Algunos estudiantes utilizan capuchas, es cierto, pero no son menos los policías que se quitan sus chapas. El movimiento estudiantil se ha expresado en contra de las capuchas. ¿Ha hecho lo propio la uniformada? Un recinto universitario ocupado por francotiradores, contingentes de fuerzas SWAT y tropas de Operaciones Tácticas, nunca podrá retornar a la normalidad. Alguien querrá imaginar que se restauró el orden, pero eso es como decir que el día es noche, o que el autoritarismo es democrático.
Los universitarios coincidimos con la gerencia de la Institución en una visión de universidad abierta. Pero abrir la universidad a la comunidad no se logra con quitar portones y rejas, ni con amenazas que llegan desde las esferas del poder, ni con el absolutismo de una presencia policiaca en nuestro espacio de trabajo.
La manera de conseguir una universidad abierta es mediante el compromiso con el País. Y de eso, algo sabemos los universitarios. Por años se ha hecho.
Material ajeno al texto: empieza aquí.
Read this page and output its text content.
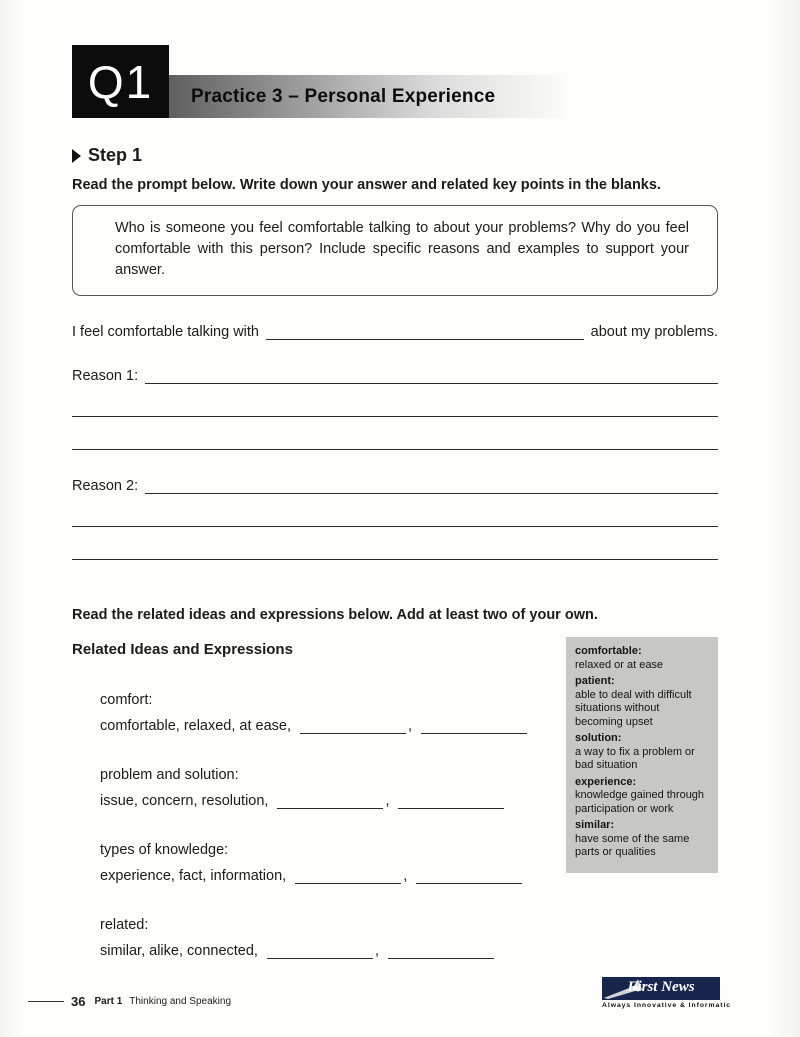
Q1 Practice 3 – Personal Experience
Step 1

Read the prompt below. Write down your answer and related key points in the blanks.

Who is someone you feel comfortable talking to about your problems? Why do you feel comfortable with this person? Include specific reasons and examples to support your answer.

I feel comfortable talking with	about my problems.
Reason 1:
Reason 2:

Read the related ideas and expressions below. Add at least two of your own.

Related Ideas and Expressions
comfort:
comfortable, relaxed, at ease,	,
problem and solution:
issue, concern, resolution,	,
types of knowledge:
experience, fact, information,	,
related:
similar, alike, connected,	,
comfortable:
relaxed or at ease
patient:
able to deal with difficult situations without becoming upset
solution:
a way to fix a problem or bad situation
experience:
knowledge gained through participation or work
similar:
have some of the same parts or qualities
36 Part 1 Thinking and Speaking
First News
Always Innovative & Informatic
Las clínicas externas en Ciencias Médicas, las prácticas de Trabajo Social, los múltiples proyectos comunitarios, la cátedra UNESCO de Educación para la Paz, el desaparecido programa de Confinados Universitarios, el programa CAUCE, entre muchas otras labores de responsabilidad social que nuestros universitarios apoyan y ejecutan—esas son la verdadera forma de conectar con el afuera de modo real y efectivo. Un campus abierto requiere la salida inmediata de la policía, pues con fusiles no corren las clases. Con macanas no se investiga y, lejos de ordenada, la universidad está vacía.
No es casualidad que los países más exitosos son los que mejor dotan—y más autonomía confieren—a sus universidades. Todos estamos al tanto que la situación es difícil. Por más de un año este asunto se ha manejado muy mal. Sin embargo, aún estamos a tiempo de salvar a la universidad.
A dos años de las elecciones, el gobernador Fortuño puede escuchar a los universitarios y pasar a la historia como aquel que, usando la autoridad de su oficina, rescató al primer centro docente de la ruina. Es cuestión de cambiar la fuerza por la razón. Si defendiese el proyecto más noble de nuestra sociedad estaría, a su vez, reafirmando un compromiso histórico con la educación superior pública. El apoyo del Estado a su universidad y el apoyo ciudadano a la educación pública es la salida. No hay otra.